The streaming platform previewed it with a poster of tweenage girls in scant costumes, accompanied with the synopsis, “Amy, 11, becomes fascinated with a twerking dance crew.”.

Cruz, who either didn’t see the movie or didn’t understand it, claimed the film “routinely fetishizes and sexualizes these pre-adolescent girls,” and called on the Department of Justice to “investigate whether Netflix, its executives, or the filmmakers violated any federal laws against the production and distribution of child pornography.”.

Like Doucouré, Amy is the daughter of Senegalese immigrants.

Their culture permits polygamy, and when the movie opens Amy’s father has recently traveled back to Senegal to bring home a second wife.

These are the kind of nuanced discussions that art is meant to encourage — and that fast-twitch social media has squashed.

Amy fumbles and falters her way through the film, learning that she’s meant to be appealing but chaste, naughty but good, a girl but a woman.

Part of why I think people are struggling with this movie is that, while it doesn’t sexualize tweenage girls, it is a frank look at their exploration of sexuality: the influences they respond to or rebel against, the power they think they have, the things they think they understand.

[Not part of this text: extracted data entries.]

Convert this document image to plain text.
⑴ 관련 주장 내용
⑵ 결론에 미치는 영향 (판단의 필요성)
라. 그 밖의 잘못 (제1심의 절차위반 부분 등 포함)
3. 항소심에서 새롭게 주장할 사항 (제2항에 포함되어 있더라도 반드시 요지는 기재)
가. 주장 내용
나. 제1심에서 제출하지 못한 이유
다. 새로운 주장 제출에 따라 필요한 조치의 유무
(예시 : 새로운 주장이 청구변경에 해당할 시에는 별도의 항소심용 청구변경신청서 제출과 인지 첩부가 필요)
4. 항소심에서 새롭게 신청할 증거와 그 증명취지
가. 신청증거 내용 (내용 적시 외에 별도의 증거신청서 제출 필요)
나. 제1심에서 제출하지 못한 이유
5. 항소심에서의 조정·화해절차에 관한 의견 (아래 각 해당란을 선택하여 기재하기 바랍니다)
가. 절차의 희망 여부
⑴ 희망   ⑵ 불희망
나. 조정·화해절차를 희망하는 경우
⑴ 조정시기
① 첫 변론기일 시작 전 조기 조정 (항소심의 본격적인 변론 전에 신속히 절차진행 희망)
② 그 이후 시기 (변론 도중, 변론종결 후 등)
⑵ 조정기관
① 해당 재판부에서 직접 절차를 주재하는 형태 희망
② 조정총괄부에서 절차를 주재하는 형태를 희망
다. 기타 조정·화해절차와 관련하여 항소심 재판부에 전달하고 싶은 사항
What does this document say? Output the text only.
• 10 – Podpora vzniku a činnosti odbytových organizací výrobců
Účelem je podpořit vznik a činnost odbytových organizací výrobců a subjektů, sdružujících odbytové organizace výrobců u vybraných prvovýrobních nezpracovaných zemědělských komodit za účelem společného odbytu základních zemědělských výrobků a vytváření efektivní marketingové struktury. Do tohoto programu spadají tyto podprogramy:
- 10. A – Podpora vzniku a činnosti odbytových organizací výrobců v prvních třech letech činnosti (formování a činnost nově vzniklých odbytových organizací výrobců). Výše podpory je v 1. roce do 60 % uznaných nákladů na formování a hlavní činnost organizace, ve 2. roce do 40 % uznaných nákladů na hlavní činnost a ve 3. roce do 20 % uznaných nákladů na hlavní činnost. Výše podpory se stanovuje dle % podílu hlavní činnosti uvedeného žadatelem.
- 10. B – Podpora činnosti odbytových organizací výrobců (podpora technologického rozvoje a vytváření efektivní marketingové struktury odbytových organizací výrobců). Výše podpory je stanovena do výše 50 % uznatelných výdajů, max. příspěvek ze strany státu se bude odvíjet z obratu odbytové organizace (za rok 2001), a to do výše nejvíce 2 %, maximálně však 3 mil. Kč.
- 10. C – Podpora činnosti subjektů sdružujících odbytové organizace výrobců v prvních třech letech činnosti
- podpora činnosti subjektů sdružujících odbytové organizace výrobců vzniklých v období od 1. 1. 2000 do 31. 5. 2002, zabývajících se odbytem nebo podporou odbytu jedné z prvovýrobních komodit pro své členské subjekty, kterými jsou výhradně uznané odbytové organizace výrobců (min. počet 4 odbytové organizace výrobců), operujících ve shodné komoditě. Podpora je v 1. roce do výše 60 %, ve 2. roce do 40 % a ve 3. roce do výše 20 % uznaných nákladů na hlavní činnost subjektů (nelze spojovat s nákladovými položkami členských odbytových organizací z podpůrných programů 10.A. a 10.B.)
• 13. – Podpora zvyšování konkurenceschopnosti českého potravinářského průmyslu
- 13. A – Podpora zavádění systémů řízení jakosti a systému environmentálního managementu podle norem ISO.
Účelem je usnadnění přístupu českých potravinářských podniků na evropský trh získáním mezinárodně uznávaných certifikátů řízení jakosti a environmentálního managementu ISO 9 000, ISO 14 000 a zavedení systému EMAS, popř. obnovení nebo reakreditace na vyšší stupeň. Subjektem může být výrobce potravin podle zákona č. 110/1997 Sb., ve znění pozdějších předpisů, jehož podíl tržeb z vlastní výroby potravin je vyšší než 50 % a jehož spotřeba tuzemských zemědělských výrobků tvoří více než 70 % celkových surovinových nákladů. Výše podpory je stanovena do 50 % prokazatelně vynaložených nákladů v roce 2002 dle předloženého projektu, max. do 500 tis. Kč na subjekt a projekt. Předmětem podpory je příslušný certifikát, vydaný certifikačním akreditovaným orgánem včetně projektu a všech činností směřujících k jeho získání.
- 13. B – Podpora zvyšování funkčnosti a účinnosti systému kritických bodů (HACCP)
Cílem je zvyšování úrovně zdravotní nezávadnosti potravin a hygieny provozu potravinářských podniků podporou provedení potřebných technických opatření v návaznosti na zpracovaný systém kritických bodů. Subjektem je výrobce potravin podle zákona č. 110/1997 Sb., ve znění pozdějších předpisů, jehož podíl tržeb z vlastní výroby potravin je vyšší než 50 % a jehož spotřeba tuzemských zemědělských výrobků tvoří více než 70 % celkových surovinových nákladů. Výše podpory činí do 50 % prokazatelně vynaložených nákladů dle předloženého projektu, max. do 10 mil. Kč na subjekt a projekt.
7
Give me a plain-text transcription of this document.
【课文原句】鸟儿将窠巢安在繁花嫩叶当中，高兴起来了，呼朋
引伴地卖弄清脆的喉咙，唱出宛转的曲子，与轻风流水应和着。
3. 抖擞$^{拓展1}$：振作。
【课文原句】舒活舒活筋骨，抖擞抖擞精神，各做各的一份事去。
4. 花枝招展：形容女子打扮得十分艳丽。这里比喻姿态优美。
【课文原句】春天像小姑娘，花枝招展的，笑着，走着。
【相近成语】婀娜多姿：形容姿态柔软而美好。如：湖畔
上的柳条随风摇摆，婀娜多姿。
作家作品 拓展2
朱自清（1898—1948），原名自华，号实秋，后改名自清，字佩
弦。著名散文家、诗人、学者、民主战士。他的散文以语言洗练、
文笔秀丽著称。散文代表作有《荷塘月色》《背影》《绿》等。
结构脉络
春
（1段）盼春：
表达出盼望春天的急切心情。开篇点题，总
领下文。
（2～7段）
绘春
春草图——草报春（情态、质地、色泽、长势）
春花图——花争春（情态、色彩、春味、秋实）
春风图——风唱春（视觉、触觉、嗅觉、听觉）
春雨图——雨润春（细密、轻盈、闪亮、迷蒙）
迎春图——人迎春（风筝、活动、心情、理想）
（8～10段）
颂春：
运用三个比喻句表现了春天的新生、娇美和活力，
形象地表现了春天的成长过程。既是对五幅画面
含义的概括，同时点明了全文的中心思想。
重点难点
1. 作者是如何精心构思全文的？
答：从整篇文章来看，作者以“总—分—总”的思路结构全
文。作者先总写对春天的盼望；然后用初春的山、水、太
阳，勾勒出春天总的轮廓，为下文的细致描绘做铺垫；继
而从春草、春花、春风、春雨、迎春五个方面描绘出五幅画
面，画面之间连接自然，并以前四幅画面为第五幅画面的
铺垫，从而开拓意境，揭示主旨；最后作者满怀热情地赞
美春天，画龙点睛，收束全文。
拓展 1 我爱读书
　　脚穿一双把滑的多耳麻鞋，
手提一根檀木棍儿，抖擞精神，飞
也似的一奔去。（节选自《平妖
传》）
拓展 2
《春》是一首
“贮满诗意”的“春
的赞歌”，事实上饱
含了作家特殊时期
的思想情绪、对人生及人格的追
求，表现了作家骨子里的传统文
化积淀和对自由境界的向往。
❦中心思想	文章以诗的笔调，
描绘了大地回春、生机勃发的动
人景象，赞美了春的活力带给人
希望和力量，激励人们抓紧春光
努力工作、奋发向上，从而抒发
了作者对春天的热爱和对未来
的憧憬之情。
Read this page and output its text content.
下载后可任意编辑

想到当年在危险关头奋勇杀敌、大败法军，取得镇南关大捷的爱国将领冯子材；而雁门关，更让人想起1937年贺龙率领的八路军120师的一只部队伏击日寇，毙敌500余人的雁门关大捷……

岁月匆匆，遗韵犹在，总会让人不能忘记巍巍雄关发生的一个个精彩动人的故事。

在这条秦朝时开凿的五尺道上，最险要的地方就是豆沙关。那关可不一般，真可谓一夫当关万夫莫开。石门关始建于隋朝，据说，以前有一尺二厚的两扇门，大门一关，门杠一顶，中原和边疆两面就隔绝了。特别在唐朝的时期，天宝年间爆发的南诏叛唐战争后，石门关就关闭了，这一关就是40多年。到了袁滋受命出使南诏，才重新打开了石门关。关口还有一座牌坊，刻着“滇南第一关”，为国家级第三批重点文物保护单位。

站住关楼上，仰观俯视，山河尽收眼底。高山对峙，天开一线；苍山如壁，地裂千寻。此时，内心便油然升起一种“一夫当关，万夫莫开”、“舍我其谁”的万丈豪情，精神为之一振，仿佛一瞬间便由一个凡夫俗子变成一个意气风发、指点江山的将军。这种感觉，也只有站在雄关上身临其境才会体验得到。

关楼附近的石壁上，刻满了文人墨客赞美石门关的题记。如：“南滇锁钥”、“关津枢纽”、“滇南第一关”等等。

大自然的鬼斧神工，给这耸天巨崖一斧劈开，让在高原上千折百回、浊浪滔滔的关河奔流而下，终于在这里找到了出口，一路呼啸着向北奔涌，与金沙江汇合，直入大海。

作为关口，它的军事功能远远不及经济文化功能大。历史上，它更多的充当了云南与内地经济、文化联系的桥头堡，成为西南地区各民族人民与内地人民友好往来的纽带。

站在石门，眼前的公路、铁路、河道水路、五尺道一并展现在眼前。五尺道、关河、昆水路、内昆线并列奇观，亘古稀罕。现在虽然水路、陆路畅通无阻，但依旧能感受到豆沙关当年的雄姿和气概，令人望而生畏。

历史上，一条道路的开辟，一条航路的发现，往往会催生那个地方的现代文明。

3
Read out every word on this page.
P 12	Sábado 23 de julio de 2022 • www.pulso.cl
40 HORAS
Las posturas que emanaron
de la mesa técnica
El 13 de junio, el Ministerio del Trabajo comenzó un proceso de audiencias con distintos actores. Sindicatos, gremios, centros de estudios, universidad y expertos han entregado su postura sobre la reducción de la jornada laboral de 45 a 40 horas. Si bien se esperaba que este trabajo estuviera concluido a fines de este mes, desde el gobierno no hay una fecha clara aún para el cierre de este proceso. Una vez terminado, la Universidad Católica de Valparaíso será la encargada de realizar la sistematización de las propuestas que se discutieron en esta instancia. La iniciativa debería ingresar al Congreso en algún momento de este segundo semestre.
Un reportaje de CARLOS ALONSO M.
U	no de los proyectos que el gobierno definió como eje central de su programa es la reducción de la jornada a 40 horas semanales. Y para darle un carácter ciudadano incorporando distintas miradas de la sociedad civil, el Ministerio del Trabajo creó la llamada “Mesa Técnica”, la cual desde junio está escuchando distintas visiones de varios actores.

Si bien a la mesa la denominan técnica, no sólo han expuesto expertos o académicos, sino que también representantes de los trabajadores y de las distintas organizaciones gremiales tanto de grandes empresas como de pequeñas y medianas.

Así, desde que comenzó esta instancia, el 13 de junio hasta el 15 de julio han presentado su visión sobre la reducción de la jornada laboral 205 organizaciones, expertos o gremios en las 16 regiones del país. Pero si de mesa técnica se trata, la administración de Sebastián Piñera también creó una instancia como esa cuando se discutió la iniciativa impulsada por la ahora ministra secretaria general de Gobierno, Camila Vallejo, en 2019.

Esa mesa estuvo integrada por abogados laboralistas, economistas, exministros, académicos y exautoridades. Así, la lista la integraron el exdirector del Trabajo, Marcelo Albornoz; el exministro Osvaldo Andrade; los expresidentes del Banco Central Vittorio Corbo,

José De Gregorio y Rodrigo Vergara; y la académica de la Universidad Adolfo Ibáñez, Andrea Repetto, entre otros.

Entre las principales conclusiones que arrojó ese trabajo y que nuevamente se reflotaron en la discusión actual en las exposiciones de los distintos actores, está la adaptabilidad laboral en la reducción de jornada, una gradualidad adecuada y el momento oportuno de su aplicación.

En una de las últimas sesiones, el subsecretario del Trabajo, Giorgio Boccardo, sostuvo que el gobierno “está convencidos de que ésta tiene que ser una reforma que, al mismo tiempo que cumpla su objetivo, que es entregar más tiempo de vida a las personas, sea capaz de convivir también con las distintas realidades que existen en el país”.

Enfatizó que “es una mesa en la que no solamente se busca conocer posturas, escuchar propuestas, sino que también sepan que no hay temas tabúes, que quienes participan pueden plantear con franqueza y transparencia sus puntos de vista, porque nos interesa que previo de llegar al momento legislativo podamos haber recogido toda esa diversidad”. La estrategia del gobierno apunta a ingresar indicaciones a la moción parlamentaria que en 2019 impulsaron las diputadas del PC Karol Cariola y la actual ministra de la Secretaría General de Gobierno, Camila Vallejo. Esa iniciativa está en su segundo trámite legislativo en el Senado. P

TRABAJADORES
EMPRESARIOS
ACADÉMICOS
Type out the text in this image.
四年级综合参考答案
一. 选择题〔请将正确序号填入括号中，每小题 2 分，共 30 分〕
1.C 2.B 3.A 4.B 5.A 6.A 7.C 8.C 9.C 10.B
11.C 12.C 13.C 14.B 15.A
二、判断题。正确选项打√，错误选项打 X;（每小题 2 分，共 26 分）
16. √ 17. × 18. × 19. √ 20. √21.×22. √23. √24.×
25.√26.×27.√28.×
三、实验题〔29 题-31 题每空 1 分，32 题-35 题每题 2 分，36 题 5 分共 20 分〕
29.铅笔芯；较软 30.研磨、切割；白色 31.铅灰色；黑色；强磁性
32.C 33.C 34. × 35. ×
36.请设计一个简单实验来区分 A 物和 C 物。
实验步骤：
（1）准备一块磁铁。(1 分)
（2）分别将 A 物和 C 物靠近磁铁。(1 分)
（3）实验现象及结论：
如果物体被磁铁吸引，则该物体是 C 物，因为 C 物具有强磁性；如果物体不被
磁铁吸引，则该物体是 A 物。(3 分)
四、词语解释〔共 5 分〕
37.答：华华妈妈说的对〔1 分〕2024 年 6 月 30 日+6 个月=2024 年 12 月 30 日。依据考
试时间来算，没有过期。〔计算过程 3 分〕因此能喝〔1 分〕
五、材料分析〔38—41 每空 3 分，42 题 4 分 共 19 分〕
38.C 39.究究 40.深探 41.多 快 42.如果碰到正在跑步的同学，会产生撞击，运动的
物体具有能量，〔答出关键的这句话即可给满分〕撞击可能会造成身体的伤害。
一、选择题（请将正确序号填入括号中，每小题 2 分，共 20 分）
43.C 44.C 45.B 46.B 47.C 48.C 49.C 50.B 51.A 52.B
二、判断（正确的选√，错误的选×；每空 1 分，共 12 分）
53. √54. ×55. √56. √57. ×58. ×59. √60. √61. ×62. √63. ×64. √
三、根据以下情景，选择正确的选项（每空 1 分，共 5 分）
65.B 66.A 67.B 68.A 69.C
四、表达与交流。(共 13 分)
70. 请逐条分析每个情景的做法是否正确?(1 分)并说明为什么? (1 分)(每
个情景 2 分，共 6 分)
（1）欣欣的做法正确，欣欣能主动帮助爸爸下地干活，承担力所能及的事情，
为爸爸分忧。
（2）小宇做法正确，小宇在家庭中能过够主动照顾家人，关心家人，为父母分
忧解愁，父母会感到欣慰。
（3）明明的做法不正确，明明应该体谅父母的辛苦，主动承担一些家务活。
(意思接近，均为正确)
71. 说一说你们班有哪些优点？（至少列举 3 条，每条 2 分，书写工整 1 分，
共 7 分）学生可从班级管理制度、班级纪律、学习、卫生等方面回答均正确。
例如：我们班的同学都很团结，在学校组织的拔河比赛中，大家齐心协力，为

“Spend an hour on social media and you’ll see preteens — often in makeup — pouting their lips and strutting their stuff as if they were grown women,” wrote Doucouré, the film’s director, in a recent essay for The Washington Post.

In one scene the girls, full of bravado and giggles, flirt with a boy at the bus stop.

That film is explicitly about pedophilia, but it’s a more comfortable viewing, in some ways, than “Cuties.” It allows the viewer to falsely believe that girls are complicit in their own sexualization, that they’re inviting the leering and harassment.

The fact that its critics (not film critics, who love it) find “Cuties” so terrifying is, perhaps, the biggest clue that they need to watch it and then demand more movies like it?

The girls they know, the girls they were.

The bubbles we try to keep girls in, when the only people we’re actually protecting are ourselves.

Summarized by 365NEWSX ROBOTS

RECENT NEWS

SUBSCRIBE

Get monthly updates and free resources.